Tweens benefit from keeping a diary

By Carolye Kuchta on March 25, 2013
The notion of pencilling one’s private thoughts into a diary has appealed to young people for generations. However, recent research suggests that this type of expressive writing may actually have profound emotional and physical benefits.

Psychologists have long-known that unburdening weighty feelings on paper inevitably leaves one feeling lighter. Tweens in these media-drenched times may particularly crave the privacy afforded by a carefully stored, oldschool paper diary.

Journaling’s greatest emotional gift is self-reflection. As researchers Allison Utley and Yvonne Garza point out, journaling “promotes problem solving, interpersonal effectiveness, and emotional regulation.”

Tweens’ sense of self improves when they hear their own voice, become narrators of their own stories and reflect on their hopes and dreams. Studies show that self-reflection can lead to improved grades, moods and resiliency.

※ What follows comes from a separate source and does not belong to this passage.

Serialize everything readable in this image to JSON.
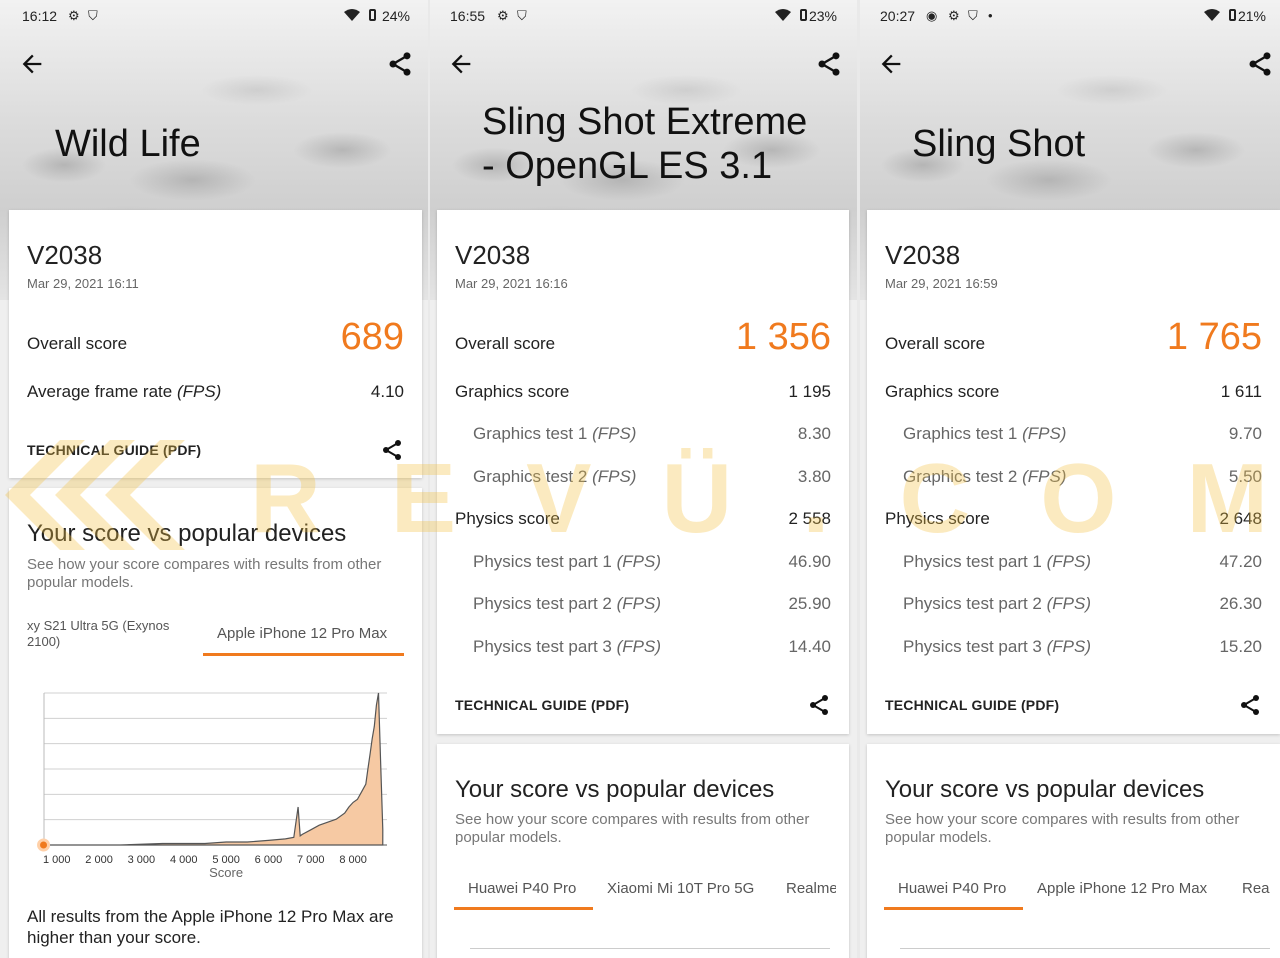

Surprisingly, writing expressively can even reduce visits to the doctor. Psychologist James Pennebaker, who pioneered research in this field, reports that expressive writing generally results in improved health and immune function. Recent studies with adults and teens have also shown that expressive writing can reduce the risk of respiratory infection, heal surgical wounds faster, alleviate the symptoms of chemotherapy and reduce insomnia.

Emotional benefits

Researchers believe that writing expressively:
  • provides a sense of control
  • allows us to plan better for the future 
  • reminds us to be grateful 
  • alleviates long-held stress.

Supporting your child through journaling requires embracing a few paradoxes. First, sometimes the best way to support is to step back. Let your children attend to some of their own emotional needs – it encourages resourcefulness. Second, over time, journalling may improve a child’s language skills, but they shouldn’t worry about grammar, penmanship or spelling in a diary. Lastly, diaries do not promote secrecy. They merely promote self-discovery.

Children are often fascinated to learn that writing can have such a big impact on their bodies and minds. No child should ever be pushed into journaling. In fact, even children who love to write will be unlikely to pick up a diary every day. The emotional and physical benefits of journaling can last for a couple months even from writing expressively for five to 15 minutes a day for only three days in a row. Remember, no parent (unless invited) has the right to read a child’s diary. Doing so is a violation of trust and will nearly guarantee that child never writes in a diary again.

So how can you promote journaling in an effective and helpful way? Let your child choose or make a diary that reflects their artistic taste. Next, suggest compelling writing topics. Almost all children want to write once they find a topic that interests them. Finally, give your child 10 to 20 minutes at night to write in their diary. Perhaps you’ll turn out their light, then go write in your own!

Getting started

Journaling at school seldom offers the benefits of expressive writing. Indeed, few of us are motivated by the topic “What I did today.” Here are some more inspirational journal-starters.
  • What are your deepest thoughts and feelings about a wonderful (or horrible) experience you’ve had?
  • What are three things you want to happen in the future, and how will you work toward them?
    • What are your fears?
    • What are your life goals?
    • What are your questions? 
  • Write about something good that came out of a bad experience. 
  • Write about three good things that happened today.